"It is hard to design a space that will not attract people. What is remarkable is how often this has been accomplished”
stated William H. Whyte.
Humans possess an inherent inclination towards sociability, making us gregarious creatures. As Whyte aptly observes, "What draws people the most, it seems, is the presence of other people." Hence, the incorporation of social interaction is pivotal when designing public spaces.
One may ponder the reasons behind the vibrancy and bustling nature of certain plazas, while others remain devoid of activity. The functioning of identical designs in different locations can vary drastically. Could these variations be attributed to factors such as geographical placement, user characteristics, or the prevailing ambiance? When architects, designers, or planners undertake a commission, they develop hypotheses regarding what would work effectively at a specific site, drawing from their accumulated experience. While producing improved, human experience is the predominant objective, it is frequently overlooked due to its repugnance towards quantification or diagrammatic representation. In this regard, real-time strategy video games featuring AI systems suggest an avenue for incorporating human experience into the design process.
This course explores the potential for simulating and predicting human behavior within our built environments through the use of multiagent AI systems in the Unity game engine. By leveraging this technology, designers can gain valuable insights into human preferences and behaviors, aiding them in creating spaces catering to diverse needs and desires of individuals.
This project will focus specifically on experimenting with a multiagent AI system in a public space modeled within Unity. Students are required to adjust the weight of AI agents based on field observations of the assumed users. Each agent will behave differently and operate autonomously within a defined space with pre-scripted AI agents. The interactive and real-time simulation features will be the foundation for students to propose design options that alter and enhance how users behave in the public environment.

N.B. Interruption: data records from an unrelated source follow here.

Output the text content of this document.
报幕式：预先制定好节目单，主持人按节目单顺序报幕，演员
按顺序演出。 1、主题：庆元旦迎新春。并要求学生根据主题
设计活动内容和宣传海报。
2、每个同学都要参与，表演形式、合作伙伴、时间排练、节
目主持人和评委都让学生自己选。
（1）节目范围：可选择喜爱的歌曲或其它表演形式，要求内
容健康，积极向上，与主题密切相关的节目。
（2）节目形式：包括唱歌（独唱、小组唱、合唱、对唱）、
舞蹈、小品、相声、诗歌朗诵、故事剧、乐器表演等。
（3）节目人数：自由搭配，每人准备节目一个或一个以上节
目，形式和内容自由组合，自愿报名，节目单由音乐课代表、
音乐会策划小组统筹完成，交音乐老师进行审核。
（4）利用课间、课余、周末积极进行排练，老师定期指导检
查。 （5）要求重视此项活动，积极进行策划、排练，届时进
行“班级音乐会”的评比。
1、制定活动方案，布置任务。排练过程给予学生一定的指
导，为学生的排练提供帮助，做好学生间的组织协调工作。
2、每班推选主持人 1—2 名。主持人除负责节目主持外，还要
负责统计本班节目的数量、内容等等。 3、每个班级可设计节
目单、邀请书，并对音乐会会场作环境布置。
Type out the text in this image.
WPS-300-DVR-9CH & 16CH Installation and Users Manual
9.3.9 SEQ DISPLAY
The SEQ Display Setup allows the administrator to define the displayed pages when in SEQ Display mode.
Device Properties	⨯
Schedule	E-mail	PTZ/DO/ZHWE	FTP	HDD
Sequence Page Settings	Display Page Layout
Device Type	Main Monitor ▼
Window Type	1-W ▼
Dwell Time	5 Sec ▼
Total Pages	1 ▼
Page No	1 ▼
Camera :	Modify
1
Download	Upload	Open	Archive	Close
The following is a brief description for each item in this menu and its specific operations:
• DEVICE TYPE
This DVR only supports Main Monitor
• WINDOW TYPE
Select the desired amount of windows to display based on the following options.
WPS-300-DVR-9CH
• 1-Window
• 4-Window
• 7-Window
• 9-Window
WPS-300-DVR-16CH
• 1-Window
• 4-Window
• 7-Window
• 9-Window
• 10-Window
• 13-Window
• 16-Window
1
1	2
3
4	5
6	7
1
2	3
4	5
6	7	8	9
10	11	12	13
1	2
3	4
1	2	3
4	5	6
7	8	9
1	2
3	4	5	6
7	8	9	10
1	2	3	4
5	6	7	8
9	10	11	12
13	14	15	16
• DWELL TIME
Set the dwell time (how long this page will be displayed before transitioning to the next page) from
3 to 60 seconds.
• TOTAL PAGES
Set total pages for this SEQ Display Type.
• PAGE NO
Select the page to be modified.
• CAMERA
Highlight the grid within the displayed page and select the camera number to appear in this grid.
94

Students will be required to collect the data by exploring Seoul city, observing space, and analyzing human interactions.
This course will divide into three parts:
1. Data Collection: Explore the city, observe a space, and analyze human interaction.
2. Script Writing: Design AI agents based on fictional stories and evaluate the weight of each influence factor.
3. Simulation and Design via play.
Cell Phone, Camera
3D software (Rhino or Blender)
Course Objective 1: Observe the Social Interaction. Students will examine a space with a new point of view to immerse themselves in an open space in the city environment.
Course Objective 2: Learning Multi-Agent System. Students will have a better understanding of the multiagent system and be able to find the resource to write the AI code for agents.
Course Objective 3: Design public space options. Students will be able to propose design solutions based on the interaction with the simulated scenario.
The primary objective of this unit is to introduce to students how to incorporate AI in the design process and provide an understanding of data collection, and machine vision in assisting architectural design. This unit will mainly focus on ML agents in Unity.
At the end of this course, students should be able to:
1. To understand how to digitalize analog observations.
2. To explore ideas through simulation games.
3. To train their own AI agents with a particular behavior.
Whyte William H., The social life of small urban spaces, 1980, Publisher: Project for Public Spaces.
Lally Sean, chapter 3: material energies, The Air From Other Planets, 2013, Publisher: Lars Muller.